It was arguably one of the greatest tragedies ever in the history of
Westchester Township, it resulted in a massive loss of life—and un-life—and
came close to putting the kibosh on the ultimate incorporation of the Town
of Burns Harbor nearly 20 years later.
It was—according to the Wikipedia article on Burns Harbor, last updated on
April 1—the “Great Zombie Invasion of 1949,” when “reanimated corpses began
to invade the southern tip of Lake Michigan,” “walked, consumed, and turned
the majority of the residents to their own,” and in the process simply
“decimated the socioeconomical infrastructure of the region.”
Or as the Wikipedia article also calls it, “The Zombie Coverup.”
Coverup indeed. An exhaustive search of the Chesterton Tribune
archives has failed to yield even a single story about the disaster.
Wikipedia—for those unfamiliar with the notoriously reliable on-line
encyclopedia—is “web-based” and “openly editable” and features hundreds of
thousands of articles “written collaboratively by largely anonymous Internet
users who write without pay,” the website states. It adds, “Every
contribution may be reviewed or changed. The expertise or qualifications of
the user is usually not considered.”
Wikipedia does concede that articles may “contain significant
misinformation, unencyclopedic content, or vandalism.”

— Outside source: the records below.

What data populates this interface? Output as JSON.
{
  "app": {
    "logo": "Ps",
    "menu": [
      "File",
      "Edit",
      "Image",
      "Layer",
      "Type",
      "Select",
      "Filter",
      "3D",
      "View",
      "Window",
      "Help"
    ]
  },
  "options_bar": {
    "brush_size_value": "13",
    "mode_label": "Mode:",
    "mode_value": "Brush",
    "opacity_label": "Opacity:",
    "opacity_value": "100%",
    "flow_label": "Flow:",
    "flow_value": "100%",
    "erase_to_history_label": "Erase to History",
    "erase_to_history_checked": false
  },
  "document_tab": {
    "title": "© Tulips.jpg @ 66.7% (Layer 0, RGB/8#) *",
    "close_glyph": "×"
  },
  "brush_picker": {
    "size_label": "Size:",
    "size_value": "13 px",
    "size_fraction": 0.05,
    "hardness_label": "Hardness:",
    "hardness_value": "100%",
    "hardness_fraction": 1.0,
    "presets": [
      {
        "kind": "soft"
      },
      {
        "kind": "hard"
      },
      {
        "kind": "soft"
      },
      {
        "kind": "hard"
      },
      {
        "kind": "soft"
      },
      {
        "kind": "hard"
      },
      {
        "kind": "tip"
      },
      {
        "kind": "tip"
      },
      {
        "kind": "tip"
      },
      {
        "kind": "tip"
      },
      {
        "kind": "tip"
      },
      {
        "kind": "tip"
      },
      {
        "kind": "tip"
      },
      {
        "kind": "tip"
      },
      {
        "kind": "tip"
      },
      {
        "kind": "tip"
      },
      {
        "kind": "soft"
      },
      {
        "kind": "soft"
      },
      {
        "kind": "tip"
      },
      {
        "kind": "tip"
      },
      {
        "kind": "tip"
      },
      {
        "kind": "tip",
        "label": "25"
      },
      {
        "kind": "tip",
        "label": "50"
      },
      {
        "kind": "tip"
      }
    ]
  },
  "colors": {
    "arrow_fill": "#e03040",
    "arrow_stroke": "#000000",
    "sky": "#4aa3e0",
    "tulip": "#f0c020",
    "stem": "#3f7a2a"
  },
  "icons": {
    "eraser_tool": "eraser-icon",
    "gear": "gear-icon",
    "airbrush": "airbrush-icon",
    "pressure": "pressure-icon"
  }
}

But given the sheer level of detail in the Burns Harbor article, a hoax or
prank in this particular case is not immediately apparent.
The article, for instance, reports that the Citizens of Westchester for
Zombie Annihilation and Reform (COWZAR) devised a strategy, dubbed “Plan Z,”
in which “remaining survivors were evacuated, examined thoroughly for signs
of infection, and in the event that signs were found, cremated (sometimes
while still alive), leaving only the zombies.” Then the “area was blanketed
with bombs.”
“In 1953 the area was re-opened for habitation” and “Within a year the area
that would become Burns Harbor”—incorporated as a town in 1967—“was
beginning to resemble what it is today.”
Even so, “Evidence of the outbreak are still apparent in street signs for
‘Restricted Areas’ as well as heavily secured entrances to various hot spots
disguised as steel mill gates,” the article notes. And “Some believe that
there are in fact several ‘specimens’ still roaming.”
Burns Harbor Town Marshall Jerry Price acknowledged that the town is not
altogether zombie-free. “My officers see a lot of zombies but generally in
the early morning hours on Saturdays and Sundays after the bars close,” he
told the Tribune today. “A lot of them have even learned to operate
vehicles. The zombies, like the Bethlehem Steel bankruptcy, tried to kill
the town but they failed.”
“The Zombie Coverup,” while it does expose a heretofore suppressed chapter
in Westchester Township’s history, is in need of further editing. For one
thing, its anonymous author claims that Bethlehem Steel Corporation assisted
with the implementation of Plan Z, when in fact Bethlehem did not even
begin to build its mill until 1962, 13 years after the Great
Zombie Invasion and nine years after Plan Z had succeeded in largely
stemming the un-dead tide.
For another thing, the author states that “Little is known how the zombies
came to be un-alive,” whereas modern science has well established that the
basic symptomotology of zombification—reanimation and cannabalism—is caused
by a spongiform encephalopathy not unlike the one responsible for
Jakob-Creutzfeldt disease.
The author, evidently expecting the cloak of official silence to fall once
again and soon, concludes the article by urging readers to “Spread the word,
as Wikipedia won’t let this stay up long.”